TV & Movies

'Extremely Loud' tries to explain 9/11 grief

Despite ultimately getting an Oscar nod for best picture, Extremely Loud & Incredibly Close didn't get a lot of love at the box office or from many critics.

The film, based on the 2005 novel by Jonathan Safran Foer, is based on the precious conceit of a boy in New York who thinks he has gotten a message from his dead father, who was killed in the attacks of World Trade Center on 9/11. Possibly diagnosed with Asperger's syndrome, Oskar (Thomas Horn) finds an envelope with the single word black written on it and a key inside. His father (Tom Hanks) had often played puzzles and scavenger-hunt games with him, and he thinks the key and the word are clues that will lead him to some last revelation from his dad. More than that, it becomes a way to deal with the pain and loss he feels.

The story is told through the eyes of Oskar, who we meet when he's stonily sitting in the back of a limousine while his mother (Sandra Bullock) weeps outside at a grave site. He's angry, not grieving.

They're burying an empty casket, he says with bitterness. Alienated from his mother, he blames her for surviving. Precocious, not always sympathetic, Oskar becomes obsessed with images of people falling from the Twin Towers. Phone messages his dad left before the buildings collapsed haunt him. The clues send him on an odyssey throughout the city looking for people named Black.
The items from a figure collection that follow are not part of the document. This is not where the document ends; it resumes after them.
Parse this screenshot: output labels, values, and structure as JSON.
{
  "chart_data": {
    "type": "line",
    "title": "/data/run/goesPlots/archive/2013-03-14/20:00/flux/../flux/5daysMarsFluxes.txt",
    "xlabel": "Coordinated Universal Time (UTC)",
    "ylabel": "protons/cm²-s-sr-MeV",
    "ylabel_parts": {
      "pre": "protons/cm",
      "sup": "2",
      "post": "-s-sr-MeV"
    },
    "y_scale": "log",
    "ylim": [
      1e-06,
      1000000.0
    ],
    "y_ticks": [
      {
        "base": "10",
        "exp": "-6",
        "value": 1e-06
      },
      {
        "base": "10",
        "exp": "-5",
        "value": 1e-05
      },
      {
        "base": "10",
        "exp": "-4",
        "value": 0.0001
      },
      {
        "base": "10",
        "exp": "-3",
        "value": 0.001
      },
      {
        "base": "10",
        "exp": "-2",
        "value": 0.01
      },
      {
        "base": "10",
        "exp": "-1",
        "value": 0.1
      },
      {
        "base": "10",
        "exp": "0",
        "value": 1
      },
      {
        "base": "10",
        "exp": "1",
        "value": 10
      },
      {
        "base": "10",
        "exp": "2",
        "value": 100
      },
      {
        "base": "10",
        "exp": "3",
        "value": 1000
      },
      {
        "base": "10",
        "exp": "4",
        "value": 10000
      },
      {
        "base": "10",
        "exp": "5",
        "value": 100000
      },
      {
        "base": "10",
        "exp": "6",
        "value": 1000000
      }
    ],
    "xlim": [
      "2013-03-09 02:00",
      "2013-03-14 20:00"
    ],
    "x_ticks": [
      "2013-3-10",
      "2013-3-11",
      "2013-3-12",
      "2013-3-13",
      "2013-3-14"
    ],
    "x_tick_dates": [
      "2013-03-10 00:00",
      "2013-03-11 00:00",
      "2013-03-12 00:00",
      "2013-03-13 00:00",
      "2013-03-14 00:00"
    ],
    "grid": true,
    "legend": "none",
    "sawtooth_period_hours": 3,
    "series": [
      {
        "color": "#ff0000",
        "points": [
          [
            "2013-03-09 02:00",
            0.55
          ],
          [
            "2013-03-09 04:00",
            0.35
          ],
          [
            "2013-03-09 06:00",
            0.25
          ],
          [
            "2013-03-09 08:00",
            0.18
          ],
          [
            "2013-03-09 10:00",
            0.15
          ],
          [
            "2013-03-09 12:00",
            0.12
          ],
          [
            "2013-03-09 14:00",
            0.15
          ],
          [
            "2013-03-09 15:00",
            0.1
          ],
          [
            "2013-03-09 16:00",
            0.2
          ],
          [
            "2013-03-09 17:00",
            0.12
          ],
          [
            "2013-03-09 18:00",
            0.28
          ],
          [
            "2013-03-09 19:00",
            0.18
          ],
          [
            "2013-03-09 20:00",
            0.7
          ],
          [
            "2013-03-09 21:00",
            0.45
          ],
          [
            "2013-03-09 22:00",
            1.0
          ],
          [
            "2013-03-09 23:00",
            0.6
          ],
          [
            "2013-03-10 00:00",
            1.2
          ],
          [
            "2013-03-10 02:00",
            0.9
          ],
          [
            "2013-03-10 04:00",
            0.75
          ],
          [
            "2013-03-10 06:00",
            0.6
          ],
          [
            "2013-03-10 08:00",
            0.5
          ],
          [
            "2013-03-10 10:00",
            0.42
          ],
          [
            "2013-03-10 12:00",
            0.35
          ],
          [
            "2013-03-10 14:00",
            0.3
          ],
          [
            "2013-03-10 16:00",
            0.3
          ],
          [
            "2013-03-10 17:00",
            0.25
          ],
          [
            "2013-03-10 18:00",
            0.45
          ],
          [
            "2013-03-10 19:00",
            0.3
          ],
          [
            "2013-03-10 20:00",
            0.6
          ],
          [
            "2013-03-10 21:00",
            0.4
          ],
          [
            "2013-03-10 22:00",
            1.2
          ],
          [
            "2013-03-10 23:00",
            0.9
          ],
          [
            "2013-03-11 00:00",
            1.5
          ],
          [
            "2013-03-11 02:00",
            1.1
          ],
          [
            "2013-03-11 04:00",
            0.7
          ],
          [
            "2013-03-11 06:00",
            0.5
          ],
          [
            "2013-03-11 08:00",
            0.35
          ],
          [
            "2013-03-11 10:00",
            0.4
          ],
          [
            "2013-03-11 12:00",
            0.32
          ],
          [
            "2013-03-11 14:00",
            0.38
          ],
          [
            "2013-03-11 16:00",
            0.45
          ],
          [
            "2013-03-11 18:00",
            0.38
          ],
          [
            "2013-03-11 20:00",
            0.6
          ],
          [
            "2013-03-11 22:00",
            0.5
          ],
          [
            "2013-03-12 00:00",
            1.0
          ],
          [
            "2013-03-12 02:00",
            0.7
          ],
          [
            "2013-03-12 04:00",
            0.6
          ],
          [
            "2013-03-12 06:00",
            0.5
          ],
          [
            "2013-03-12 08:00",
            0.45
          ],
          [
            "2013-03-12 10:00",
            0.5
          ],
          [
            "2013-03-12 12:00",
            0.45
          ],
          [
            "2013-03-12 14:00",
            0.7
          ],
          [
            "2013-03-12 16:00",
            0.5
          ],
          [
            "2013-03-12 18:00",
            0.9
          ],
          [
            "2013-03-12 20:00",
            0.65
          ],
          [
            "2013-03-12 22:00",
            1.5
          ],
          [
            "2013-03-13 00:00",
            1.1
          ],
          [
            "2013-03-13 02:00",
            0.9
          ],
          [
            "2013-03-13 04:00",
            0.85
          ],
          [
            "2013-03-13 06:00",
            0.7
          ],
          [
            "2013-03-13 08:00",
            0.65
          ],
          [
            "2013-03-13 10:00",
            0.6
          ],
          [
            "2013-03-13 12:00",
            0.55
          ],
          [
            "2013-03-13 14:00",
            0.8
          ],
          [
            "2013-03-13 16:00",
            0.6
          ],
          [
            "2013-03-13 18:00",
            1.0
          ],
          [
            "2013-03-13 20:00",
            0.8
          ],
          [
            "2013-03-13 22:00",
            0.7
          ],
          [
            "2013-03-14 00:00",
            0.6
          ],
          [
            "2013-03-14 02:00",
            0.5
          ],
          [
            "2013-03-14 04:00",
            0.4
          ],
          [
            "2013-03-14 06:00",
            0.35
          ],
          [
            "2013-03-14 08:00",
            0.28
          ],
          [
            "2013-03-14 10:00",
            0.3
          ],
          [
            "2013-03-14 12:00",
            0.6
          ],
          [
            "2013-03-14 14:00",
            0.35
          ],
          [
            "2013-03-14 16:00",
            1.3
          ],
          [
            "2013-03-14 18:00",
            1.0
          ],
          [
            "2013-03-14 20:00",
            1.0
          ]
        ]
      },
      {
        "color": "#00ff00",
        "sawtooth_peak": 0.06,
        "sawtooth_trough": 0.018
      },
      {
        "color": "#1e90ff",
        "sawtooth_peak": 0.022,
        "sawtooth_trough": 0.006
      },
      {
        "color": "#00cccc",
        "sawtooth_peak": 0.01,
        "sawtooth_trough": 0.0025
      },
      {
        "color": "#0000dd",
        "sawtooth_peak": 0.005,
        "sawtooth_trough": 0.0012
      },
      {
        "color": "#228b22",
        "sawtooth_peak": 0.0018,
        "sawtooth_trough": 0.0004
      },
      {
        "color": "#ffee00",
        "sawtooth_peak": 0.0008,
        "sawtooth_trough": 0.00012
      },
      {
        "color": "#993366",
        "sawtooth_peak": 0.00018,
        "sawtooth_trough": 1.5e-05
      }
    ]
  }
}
His travels are at times whimsical, sad, funny and mostly unbelievable, although some of it gets explained in the end. Directed by Stephen Daldry (The Hours) with a script by Eric Roth (Forrest Gump, The Insider), Extremely Loud is a bit pretentious, but no one should take the story too literally. It isn't simply about 9/11 or grief but more about the need to explain the inexplicable and how when people do find something to hold on to, it rarely is what they thought it would be.

Extremely Loud & Incredibly Close retails for $28.98 or $29.98 Blu-ray.